Amlodipine or lisinopril was not better than chlorthalidone in lowering CHD risk in hypertension

PUB. DATE
November 2003
SOURCE
ACP Journal Club;Nov/Dec2003, Vol. 139 Issue 3, pA-15
SOURCE TYPE
Academic Journal
DOC. TYPE
Article
ABSTRACT
Although not mentioned by Dr. B.M. Psaty in his commentary where concerns have been raised over the heart failure results in anti-hypertensive and lipid-lowering treatment to prevent heart attack trial (ALLHAT). Asymptomatic left ventricular (LV) systolic dysfunction is common in older patients, particularly men and patients with cardiovascular risk factors. ALLHAT participants were high-risk patients, and many may have had asymptomatic LV dysfunction that could have been unmasked at the start of the study by withdrawal of diuretic therapy.
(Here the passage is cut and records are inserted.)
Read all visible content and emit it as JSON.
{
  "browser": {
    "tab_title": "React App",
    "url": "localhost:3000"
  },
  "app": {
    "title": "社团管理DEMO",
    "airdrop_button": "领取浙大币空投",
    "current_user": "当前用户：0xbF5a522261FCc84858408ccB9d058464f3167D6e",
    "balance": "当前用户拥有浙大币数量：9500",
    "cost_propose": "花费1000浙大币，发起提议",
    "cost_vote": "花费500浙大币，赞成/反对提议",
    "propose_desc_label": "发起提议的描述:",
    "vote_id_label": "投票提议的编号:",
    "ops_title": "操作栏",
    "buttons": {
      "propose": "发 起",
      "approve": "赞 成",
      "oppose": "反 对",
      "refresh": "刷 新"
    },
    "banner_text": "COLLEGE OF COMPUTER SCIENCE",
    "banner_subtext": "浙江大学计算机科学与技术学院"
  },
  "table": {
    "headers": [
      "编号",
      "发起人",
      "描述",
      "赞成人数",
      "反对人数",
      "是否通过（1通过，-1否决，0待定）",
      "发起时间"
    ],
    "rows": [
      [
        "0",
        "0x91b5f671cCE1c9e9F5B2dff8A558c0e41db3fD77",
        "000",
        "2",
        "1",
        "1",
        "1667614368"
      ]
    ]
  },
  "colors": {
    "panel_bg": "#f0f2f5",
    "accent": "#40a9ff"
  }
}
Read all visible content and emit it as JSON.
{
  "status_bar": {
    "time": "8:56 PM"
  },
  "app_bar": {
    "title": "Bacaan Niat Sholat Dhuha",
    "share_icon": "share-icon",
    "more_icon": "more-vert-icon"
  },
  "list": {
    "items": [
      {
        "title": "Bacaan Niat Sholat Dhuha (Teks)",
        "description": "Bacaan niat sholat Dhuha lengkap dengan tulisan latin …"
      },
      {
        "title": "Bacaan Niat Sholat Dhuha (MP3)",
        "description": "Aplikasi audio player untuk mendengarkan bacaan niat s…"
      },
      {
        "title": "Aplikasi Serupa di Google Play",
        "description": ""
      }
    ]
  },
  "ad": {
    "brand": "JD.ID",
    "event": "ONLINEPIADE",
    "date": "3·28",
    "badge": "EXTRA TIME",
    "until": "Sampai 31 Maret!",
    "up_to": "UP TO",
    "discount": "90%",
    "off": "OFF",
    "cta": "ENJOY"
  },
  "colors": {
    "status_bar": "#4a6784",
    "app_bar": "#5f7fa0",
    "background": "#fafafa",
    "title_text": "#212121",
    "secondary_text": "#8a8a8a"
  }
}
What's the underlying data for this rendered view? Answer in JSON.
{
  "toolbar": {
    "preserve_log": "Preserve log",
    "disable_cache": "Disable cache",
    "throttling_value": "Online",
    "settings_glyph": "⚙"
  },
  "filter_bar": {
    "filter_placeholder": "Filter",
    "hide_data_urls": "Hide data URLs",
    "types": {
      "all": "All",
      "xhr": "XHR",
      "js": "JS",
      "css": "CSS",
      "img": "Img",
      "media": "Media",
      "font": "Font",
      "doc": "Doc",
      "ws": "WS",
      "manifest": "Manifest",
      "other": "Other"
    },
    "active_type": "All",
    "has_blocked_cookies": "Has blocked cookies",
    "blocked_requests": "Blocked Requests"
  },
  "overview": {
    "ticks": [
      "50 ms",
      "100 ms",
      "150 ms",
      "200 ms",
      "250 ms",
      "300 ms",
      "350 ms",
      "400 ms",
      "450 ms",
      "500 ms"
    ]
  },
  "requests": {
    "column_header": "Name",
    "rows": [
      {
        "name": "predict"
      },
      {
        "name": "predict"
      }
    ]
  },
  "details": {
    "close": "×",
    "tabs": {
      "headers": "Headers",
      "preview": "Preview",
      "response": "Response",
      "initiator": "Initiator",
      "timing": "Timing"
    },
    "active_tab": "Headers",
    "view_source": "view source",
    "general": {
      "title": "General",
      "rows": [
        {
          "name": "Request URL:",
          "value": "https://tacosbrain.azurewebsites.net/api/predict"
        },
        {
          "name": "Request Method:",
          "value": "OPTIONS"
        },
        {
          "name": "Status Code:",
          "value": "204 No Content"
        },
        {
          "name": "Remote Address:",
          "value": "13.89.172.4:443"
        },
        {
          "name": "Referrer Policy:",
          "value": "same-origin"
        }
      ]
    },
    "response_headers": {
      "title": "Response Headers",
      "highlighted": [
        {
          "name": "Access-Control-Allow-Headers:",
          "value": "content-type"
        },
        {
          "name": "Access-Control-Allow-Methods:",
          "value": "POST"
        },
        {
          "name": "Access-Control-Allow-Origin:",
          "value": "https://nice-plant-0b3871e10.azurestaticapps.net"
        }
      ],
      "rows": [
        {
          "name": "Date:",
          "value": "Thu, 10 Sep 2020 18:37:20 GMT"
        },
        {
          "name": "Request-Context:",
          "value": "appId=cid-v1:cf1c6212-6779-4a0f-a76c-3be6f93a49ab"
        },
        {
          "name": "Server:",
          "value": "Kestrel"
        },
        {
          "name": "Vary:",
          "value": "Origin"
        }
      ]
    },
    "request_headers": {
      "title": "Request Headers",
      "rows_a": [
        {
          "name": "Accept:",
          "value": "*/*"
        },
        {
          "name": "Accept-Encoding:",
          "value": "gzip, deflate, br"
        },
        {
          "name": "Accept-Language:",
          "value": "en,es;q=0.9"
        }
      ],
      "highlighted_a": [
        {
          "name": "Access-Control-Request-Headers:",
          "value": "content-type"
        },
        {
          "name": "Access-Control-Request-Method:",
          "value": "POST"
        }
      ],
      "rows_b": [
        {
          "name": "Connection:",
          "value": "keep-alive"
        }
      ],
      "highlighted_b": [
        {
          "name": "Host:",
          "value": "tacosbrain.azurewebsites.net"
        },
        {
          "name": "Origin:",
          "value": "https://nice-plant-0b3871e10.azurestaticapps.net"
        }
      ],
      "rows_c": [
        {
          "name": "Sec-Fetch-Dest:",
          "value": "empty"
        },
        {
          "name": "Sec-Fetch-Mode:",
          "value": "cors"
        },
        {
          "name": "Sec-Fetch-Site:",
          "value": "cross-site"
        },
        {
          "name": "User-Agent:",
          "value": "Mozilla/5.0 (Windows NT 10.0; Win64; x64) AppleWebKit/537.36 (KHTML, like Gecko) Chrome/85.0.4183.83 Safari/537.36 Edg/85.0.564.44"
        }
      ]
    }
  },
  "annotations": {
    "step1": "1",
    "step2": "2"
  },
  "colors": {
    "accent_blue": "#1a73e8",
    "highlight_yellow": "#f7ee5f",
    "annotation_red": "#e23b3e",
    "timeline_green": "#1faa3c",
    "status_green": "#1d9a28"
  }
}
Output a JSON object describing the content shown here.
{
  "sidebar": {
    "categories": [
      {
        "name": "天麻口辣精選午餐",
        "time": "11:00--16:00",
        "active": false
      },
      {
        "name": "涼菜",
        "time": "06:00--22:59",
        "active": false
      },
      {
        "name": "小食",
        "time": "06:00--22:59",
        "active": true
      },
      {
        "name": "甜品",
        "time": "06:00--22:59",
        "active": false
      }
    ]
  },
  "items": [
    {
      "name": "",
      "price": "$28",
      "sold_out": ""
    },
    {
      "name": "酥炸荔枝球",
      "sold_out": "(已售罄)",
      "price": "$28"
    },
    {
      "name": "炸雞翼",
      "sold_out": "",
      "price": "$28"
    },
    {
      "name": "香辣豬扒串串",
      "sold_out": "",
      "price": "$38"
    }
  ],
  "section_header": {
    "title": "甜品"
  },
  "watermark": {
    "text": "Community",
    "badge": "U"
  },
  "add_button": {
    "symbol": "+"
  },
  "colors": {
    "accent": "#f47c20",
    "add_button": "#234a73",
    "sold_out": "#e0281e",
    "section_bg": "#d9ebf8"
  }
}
The early difference in heart failure (HF) incidence observed between the lisinopril and chlorthalidone groups, as well as the merging of the HF curves toward the end of the trial, is consistent with this possibility. Furthermore, a true difference in HF incidence over 5 years should have resulted in greater mortality in the lisinopril group, this did not occur. A second concern is the validation of the HF endpoint, the diagnosis of which was up to the local ALLHAT investigator. An ALLHAT subcommittee, which reviewed a small fraction of HF hospitalizations, only agreed with 85% of diagnoses. In contrast, blinded endpoint committees in STOP-Hypertension and in ANBP2, both of which included an angiotensin-converting enzyme inhibitor group, found no difference in HF incidence. In the latter study, men appeared to benefit more from ACE inhibitors than diuretics, consistent with the epidemiology of asymptomatic LV dysfunction. Third, there seem to be race-based differences between the lisinopril and chlorthalidone groups with respect to the risks for stroke, and possibly combined coronary heart disease, combined cardiovascular disease, as well as HF. By ignoring the arguments for and against the ALLHAT results, we may neglect to pursue potentially important racial and gender differences in hypertension treatment.